歯科医師による逸品集う/第38回東京保険医美術展

 7月25〜31日、東京・銀座のギャラリー暁で「第38回東京保険医美術展〜2022〜」が開催された。都内の医師を中心に27作品が展示され、協会からは早坂美都理事を含む、3名の先生が出品した。
 早坂理事は、ろうけつ染めの日傘2本をお披露目。淡い赤、青、黄の水玉が鮮やかに日傘を彩り、酷暑の夏に一瞬の涼を感じさせる作品や、花柄を散りばめ、幻想的な世界観が印象的な一品を飾った。
 会員の長尾広美先生は、「Eternal radiance」(和訳:永遠の輝き)というタイトルのもと、スワロフスキーを使った曼荼羅を。均整の取れた煌びやかな作品は、自然と足を止めてしまう存在感を放った。さらに、会員の渡辺吉明先生は3枚の写真を展示。両国駅に並ぶ雛人形、上野公園のハスのつぼみなど、季節感溢れる作品が並んだ。以下に作者の先生より寄せられたコメントを紹介する。

▽早坂美都
 昨年に続き、ろうけつ染めの作品2点を出展した。昨年は名古屋帯、今年は日傘を二つのデザインで染めた。
 溶かした蝋を筆などで布に塗って模様を描き、染料にて染色し、蝋を落として水洗いする。蝋を塗った部分は染め抜かれる。複数の染色のときは、この工程を繰り返す。
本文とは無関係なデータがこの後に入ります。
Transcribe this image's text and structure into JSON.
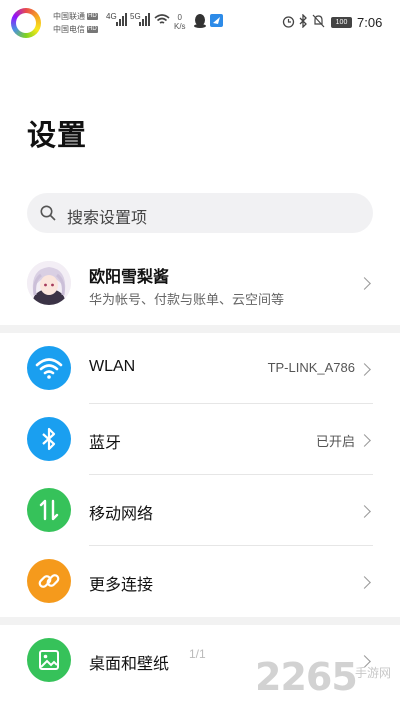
{
  "status_bar": {
    "carrier1": "中国联通",
    "carrier2": "中国电信",
    "hd": "HD",
    "net1": "4G",
    "net2": "5G",
    "speed_value": "0",
    "speed_unit": "K/s",
    "battery": "100",
    "time": "7:06"
  },
  "page": {
    "title": "设置"
  },
  "search": {
    "placeholder": "搜索设置项"
  },
  "account": {
    "name": "欧阳雪梨酱",
    "subtitle": "华为帐号、付款与账单、云空间等"
  },
  "groups": [
    {
      "items": [
        {
          "label": "WLAN",
          "value": "TP-LINK_A786",
          "icon": "wifi-icon",
          "color": "#1a9ff0"
        },
        {
          "label": "蓝牙",
          "value": "已开启",
          "icon": "bluetooth-icon",
          "color": "#1a9ff0"
        },
        {
          "label": "移动网络",
          "value": "",
          "icon": "mobile-data-icon",
          "color": "#36c25a"
        },
        {
          "label": "更多连接",
          "value": "",
          "icon": "link-icon",
          "color": "#f59a1c"
        }
      ]
    },
    {
      "items": [
        {
          "label": "桌面和壁纸",
          "value": "",
          "icon": "wallpaper-icon",
          "color": "#36c25a"
        }
      ]
    }
  ],
  "overlay": {
    "page_indicator": "1/1",
    "watermark": "2265",
    "watermark_sub": "手游网"
  }
}
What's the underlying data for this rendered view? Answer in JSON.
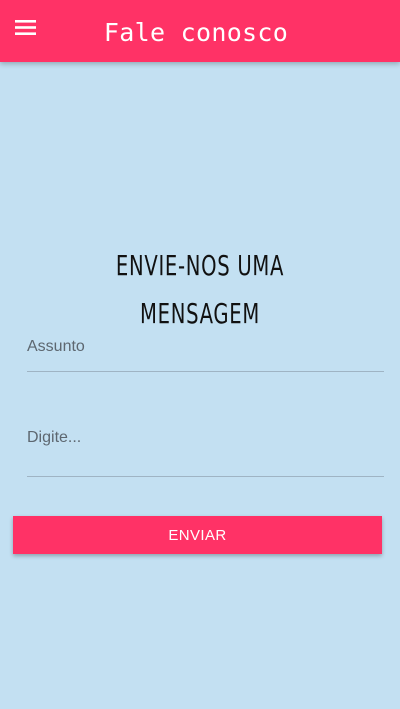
{
  "header": {
    "title": "Fale conosco",
    "menu_icon": "menu-icon"
  },
  "main": {
    "heading": "ENVIE-NOS UMA MENSAGEM",
    "subject": {
      "placeholder": "Assunto",
      "value": ""
    },
    "message": {
      "placeholder": "Digite...",
      "value": ""
    },
    "send_label": "ENVIAR"
  },
  "colors": {
    "primary": "#ff3266",
    "background": "#c3e0f2",
    "heading_text": "#111111",
    "placeholder_text": "#5d6770"
  }
}
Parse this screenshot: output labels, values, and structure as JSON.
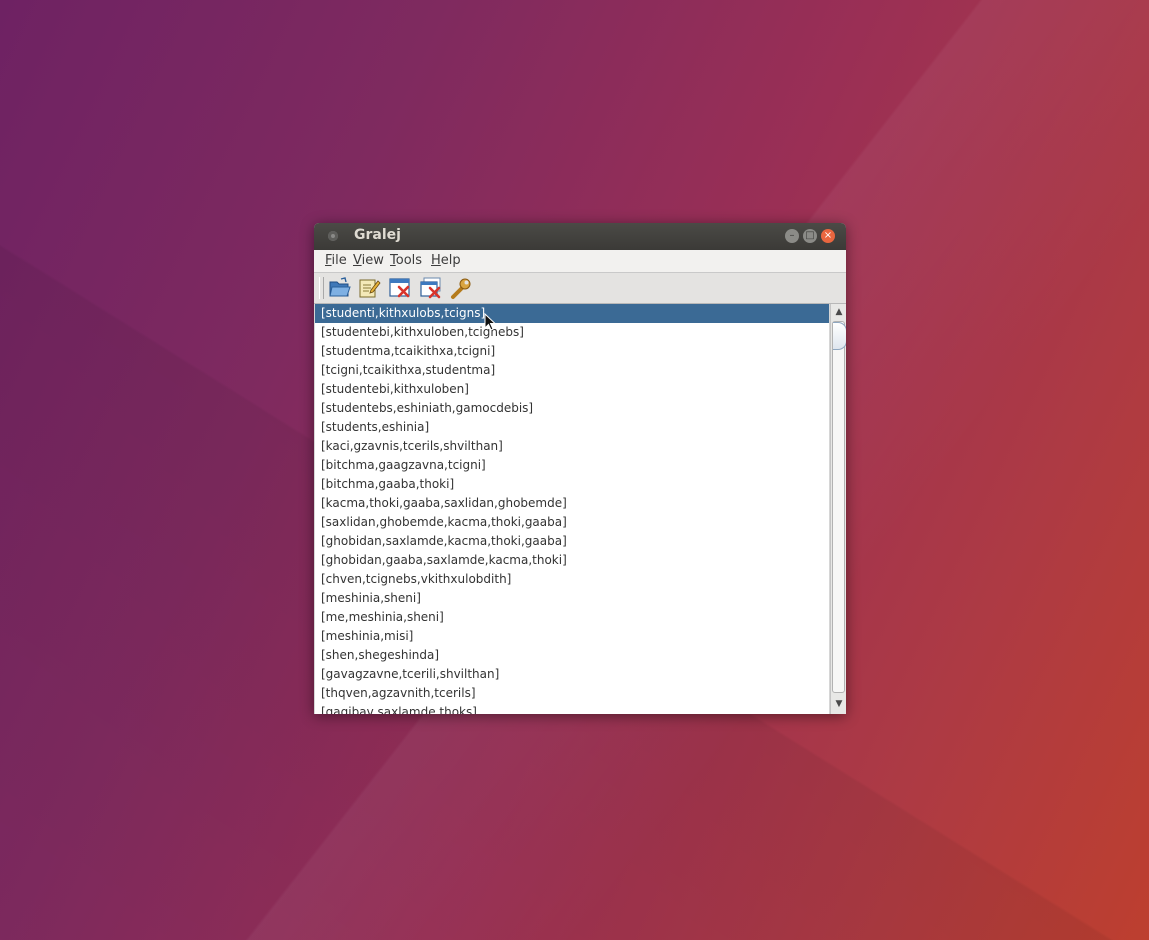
{
  "window": {
    "title": "Gralej"
  },
  "menubar": {
    "items": [
      {
        "label": "File"
      },
      {
        "label": "View"
      },
      {
        "label": "Tools"
      },
      {
        "label": "Help"
      }
    ]
  },
  "toolbar": {
    "buttons": [
      {
        "icon": "open-folder-icon"
      },
      {
        "icon": "edit-document-icon"
      },
      {
        "icon": "close-window-icon"
      },
      {
        "icon": "close-all-icon"
      },
      {
        "icon": "wrench-settings-icon"
      }
    ]
  },
  "list": {
    "selected_index": 0,
    "items": [
      "[studenti,kithxulobs,tcigns]",
      "[studentebi,kithxuloben,tcignebs]",
      "[studentma,tcaikithxa,tcigni]",
      "[tcigni,tcaikithxa,studentma]",
      "[studentebi,kithxuloben]",
      "[studentebs,eshiniath,gamocdebis]",
      "[students,eshinia]",
      "[kaci,gzavnis,tcerils,shvilthan]",
      "[bitchma,gaagzavna,tcigni]",
      "[bitchma,gaaba,thoki]",
      "[kacma,thoki,gaaba,saxlidan,ghobemde]",
      "[saxlidan,ghobemde,kacma,thoki,gaaba]",
      "[ghobidan,saxlamde,kacma,thoki,gaaba]",
      "[ghobidan,gaaba,saxlamde,kacma,thoki]",
      "[chven,tcignebs,vkithxulobdith]",
      "[meshinia,sheni]",
      "[me,meshinia,sheni]",
      "[meshinia,misi]",
      "[shen,shegeshinda]",
      "[gavagzavne,tcerili,shvilthan]",
      "[thqven,agzavnith,tcerils]",
      "[gagibav,saxlamde,thoks]"
    ]
  },
  "colors": {
    "selection": "#3b6a95",
    "titlebar": "#3c3b37",
    "close_button": "#e9663f"
  }
}
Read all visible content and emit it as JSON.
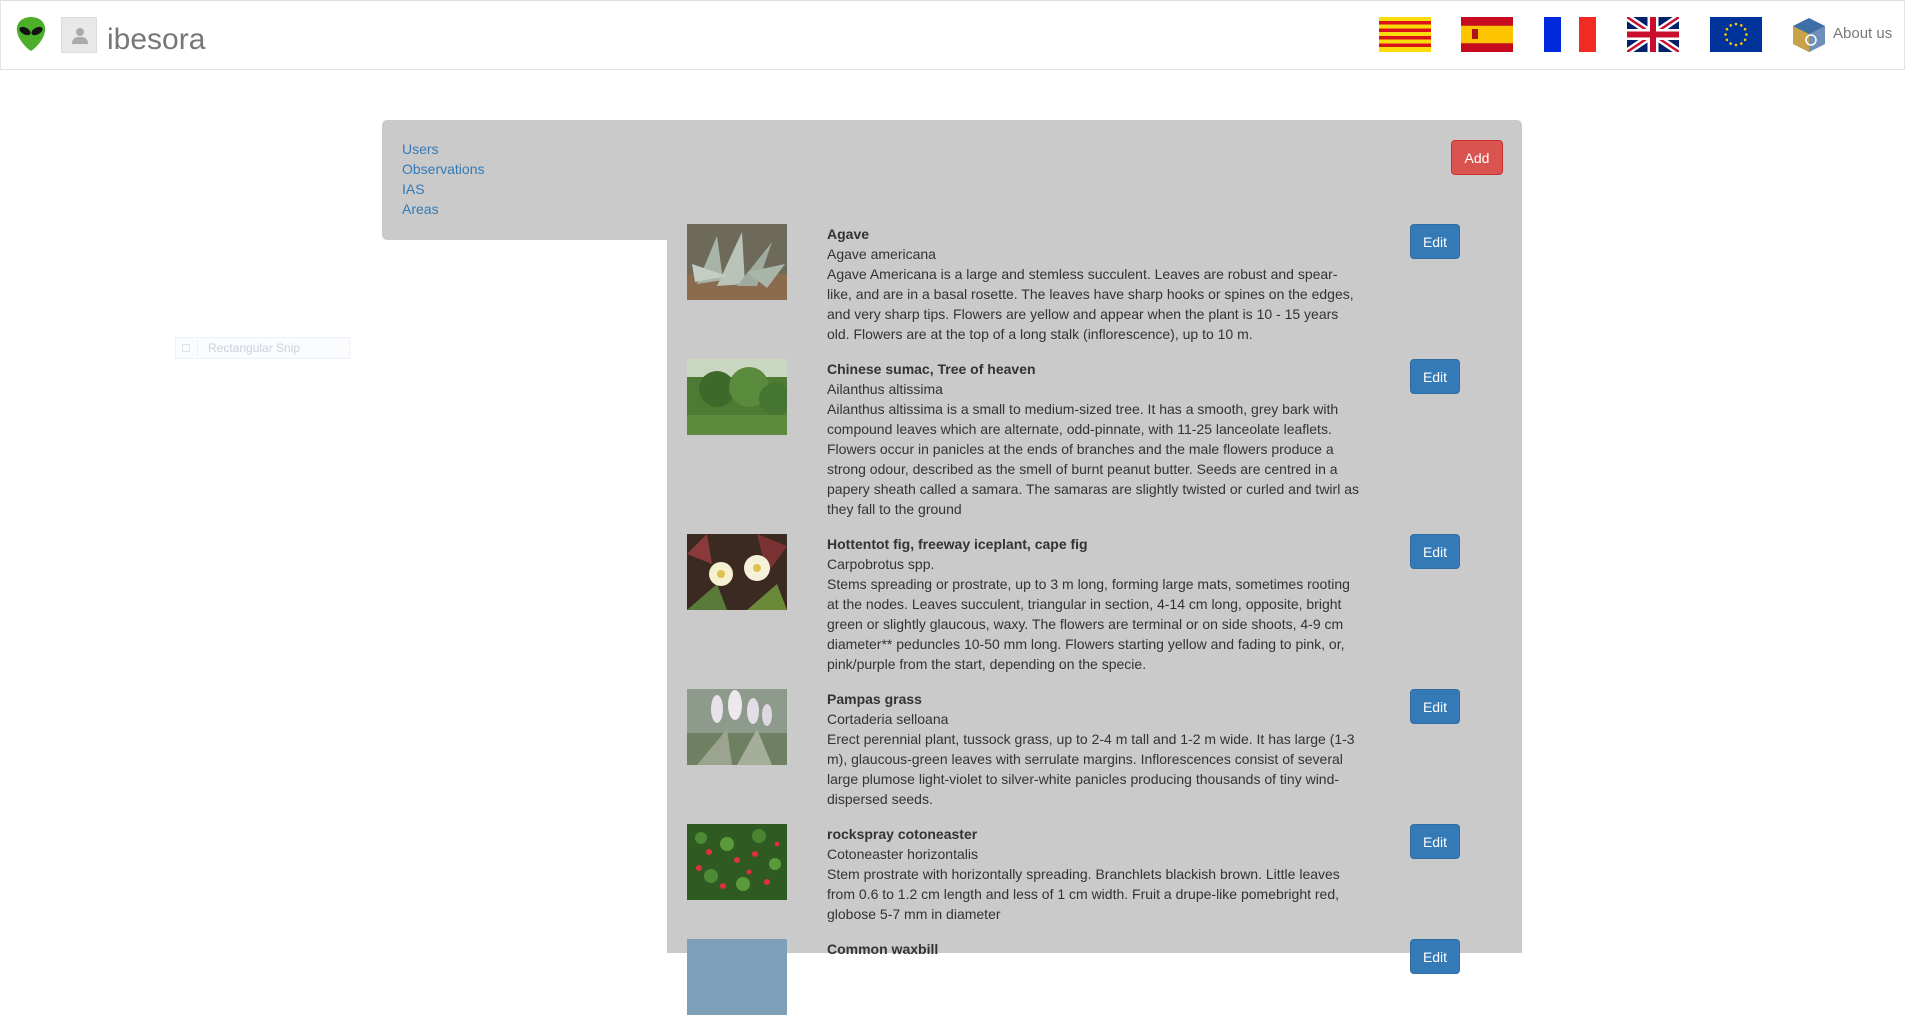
{
  "brand": {
    "name": "ibesora"
  },
  "nav": {
    "flags": [
      "catalan-flag",
      "spanish-flag",
      "french-flag",
      "uk-flag",
      "eu-flag"
    ],
    "about_label": "About us"
  },
  "sidebar": {
    "items": [
      {
        "label": "Users"
      },
      {
        "label": "Observations"
      },
      {
        "label": "IAS"
      },
      {
        "label": "Areas"
      }
    ]
  },
  "overlay": {
    "snip_label": "Rectangular Snip"
  },
  "main": {
    "add_label": "Add",
    "edit_label": "Edit",
    "items": [
      {
        "name": "Agave",
        "latin": "Agave americana",
        "description": "Agave Americana is a large and stemless succulent. Leaves are robust and spear-like, and are in a basal rosette. The leaves have sharp hooks or spines on the edges, and very sharp tips. Flowers are yellow and appear when the plant is 10 - 15 years old. Flowers are at the top of a long stalk (inflorescence), up to 10 m."
      },
      {
        "name": "Chinese sumac, Tree of heaven",
        "latin": "Ailanthus altissima",
        "description": "Ailanthus altissima is a small to medium-sized tree. It has a smooth, grey bark with compound leaves which are alternate, odd-pinnate, with 11-25 lanceolate leaflets. Flowers occur in panicles at the ends of branches and the male flowers produce a strong odour, described as the smell of burnt peanut butter. Seeds are centred in a papery sheath called a samara. The samaras are slightly twisted or curled and twirl as they fall to the ground"
      },
      {
        "name": "Hottentot fig, freeway iceplant, cape fig",
        "latin": "Carpobrotus spp.",
        "description": "Stems spreading or prostrate, up to 3 m long, forming large mats, sometimes rooting at the nodes. Leaves succulent, triangular in section, 4-14 cm long, opposite, bright green or slightly glaucous, waxy. The flowers are terminal or on side shoots, 4-9 cm diameter** peduncles 10-50 mm long. Flowers starting yellow and fading to pink, or, pink/purple from the start, depending on the specie."
      },
      {
        "name": "Pampas grass",
        "latin": "Cortaderia selloana",
        "description": "Erect perennial plant, tussock grass, up to 2-4 m tall and 1-2 m wide. It has large (1-3 m), glaucous-green leaves with serrulate margins. Inflorescences consist of several large plumose light-violet to silver-white panicles producing thousands of tiny wind-dispersed seeds."
      },
      {
        "name": "rockspray cotoneaster",
        "latin": "Cotoneaster horizontalis",
        "description": "Stem prostrate with horizontally spreading. Branchlets blackish brown. Little leaves from 0.6 to 1.2 cm length and less of 1 cm width. Fruit a drupe-like pomebright red, globose 5-7 mm in diameter"
      },
      {
        "name": "Common waxbill",
        "latin": "",
        "description": ""
      }
    ]
  }
}
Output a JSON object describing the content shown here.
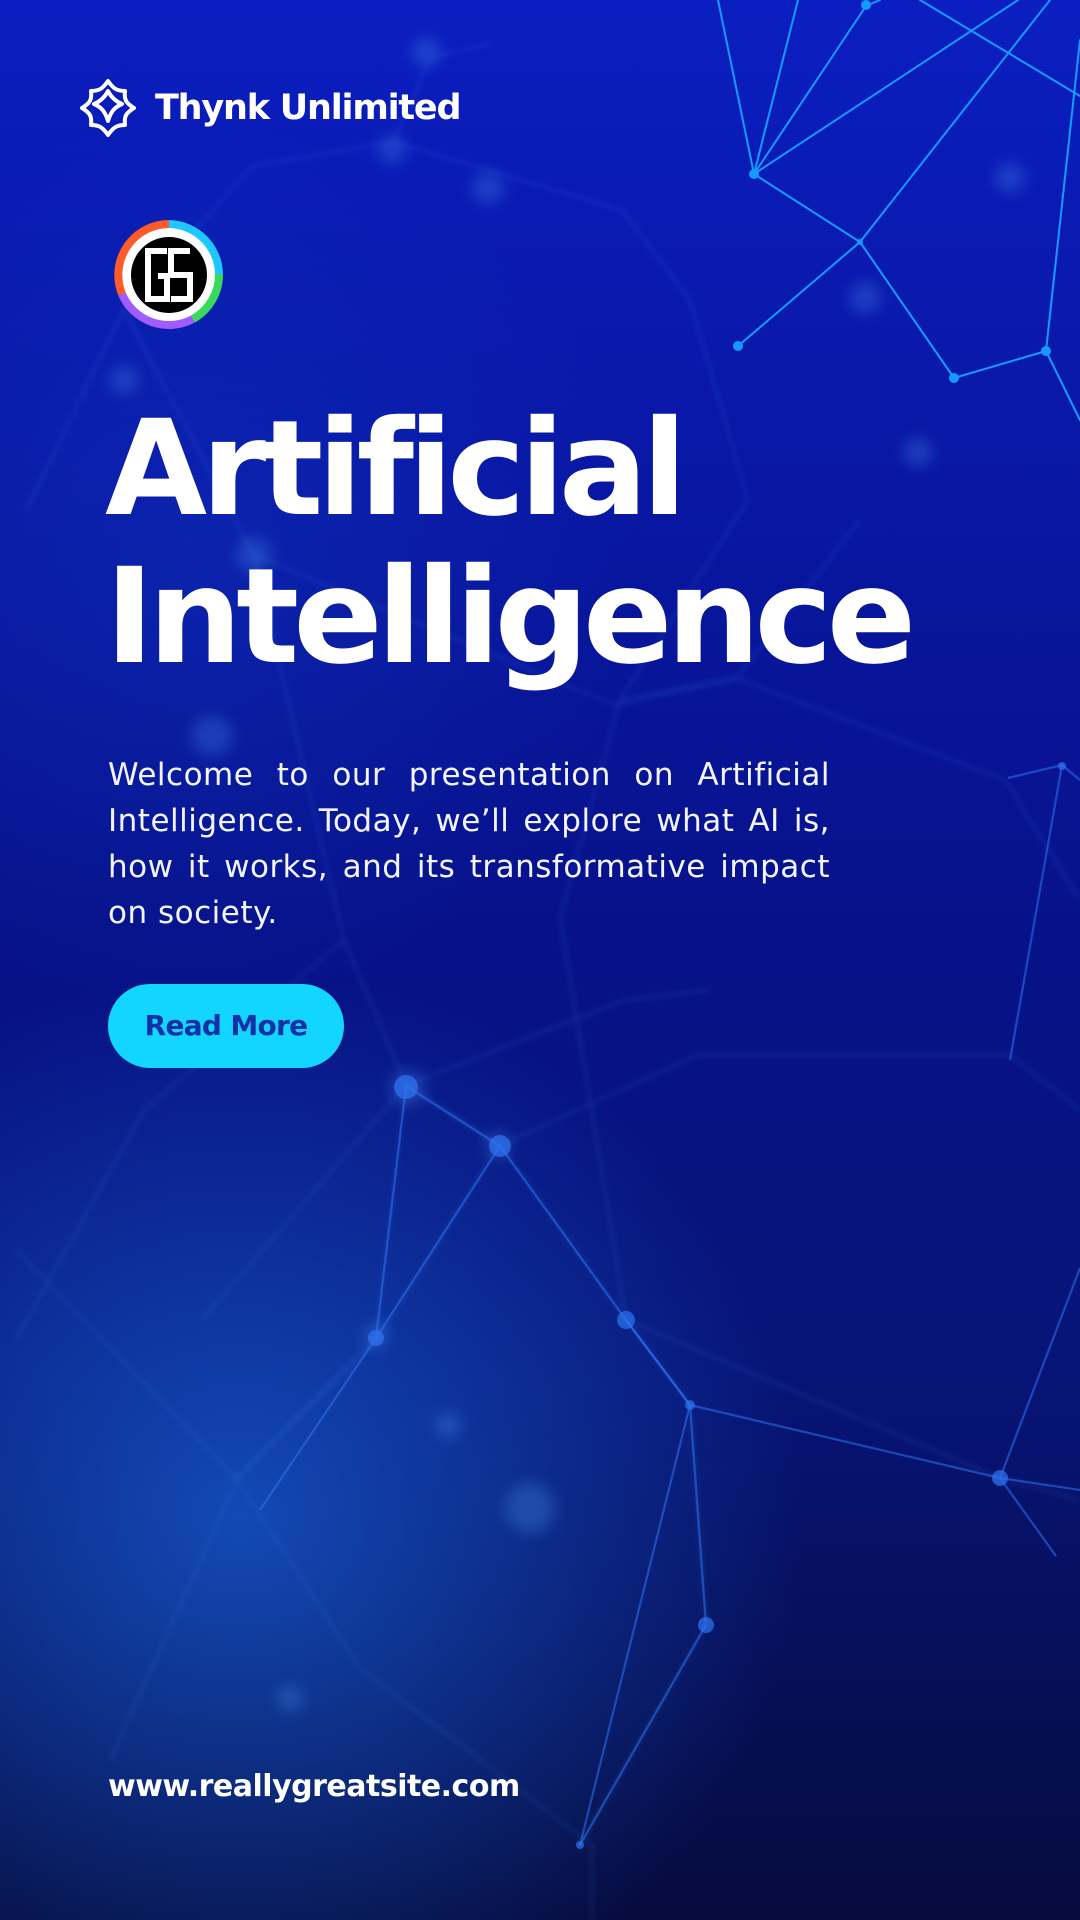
{
  "brand": {
    "name": "Thynk Unlimited",
    "icon": "asterisk-flower-icon"
  },
  "emblem": {
    "text": "GS",
    "ring_colors": [
      "#ff5a2a",
      "#1ec7ff",
      "#39d95d",
      "#a15cff"
    ]
  },
  "hero": {
    "title_line_1": "Artificial",
    "title_line_2": "Intelligence",
    "description": "Welcome to our presentation on Artificial Intelligence. Today, we’ll explore what AI is, how it works, and its transformative impact on society."
  },
  "cta": {
    "label": "Read More"
  },
  "footer": {
    "website": "www.reallygreatsite.com"
  },
  "colors": {
    "background_top": "#0b1ec0",
    "background_mid": "#07128a",
    "background_bottom": "#060b3e",
    "button": "#12d6ff",
    "button_text": "#1330a8",
    "network_line": "#1a8cff"
  }
}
蝋に、乾燥ひび割れを入れることによって、独特の亀裂模様を作り出すことも多い。
 ろうけつ染めは「バティック」とも言い、インドネシアやマレーシアの特産品になっている。ユネスコの無形文化遺産にも登録されているそうだ。日本では 正倉院宝物に見られるなど、 天平時代から見られる染色技法である。着物などの反物の染色によく見られ、京都の京友禅でも「ろうけつ友禅」がある。今回は水玉と草木のデザインを蝋で描いた。布地は麻で、持ち手は竹である。麻は風を通し、涼やかなので、猛暑をこの傘で乗り切りたい。

▽長尾広美
 曼荼羅作家活動を始めて10年弱、よく「曼荼羅とは何か」と聞かれます。いろいろ解釈はありますが、私はあまり小難しいことにこだわらず、アートの表現手段として捉えています。心赴くままに文様やクリスタルビーズを駆使して仕上げていく過程は、歯科医として外へと気持ちを向けている自分が唯一内へ向かうことができる時間だと感じています。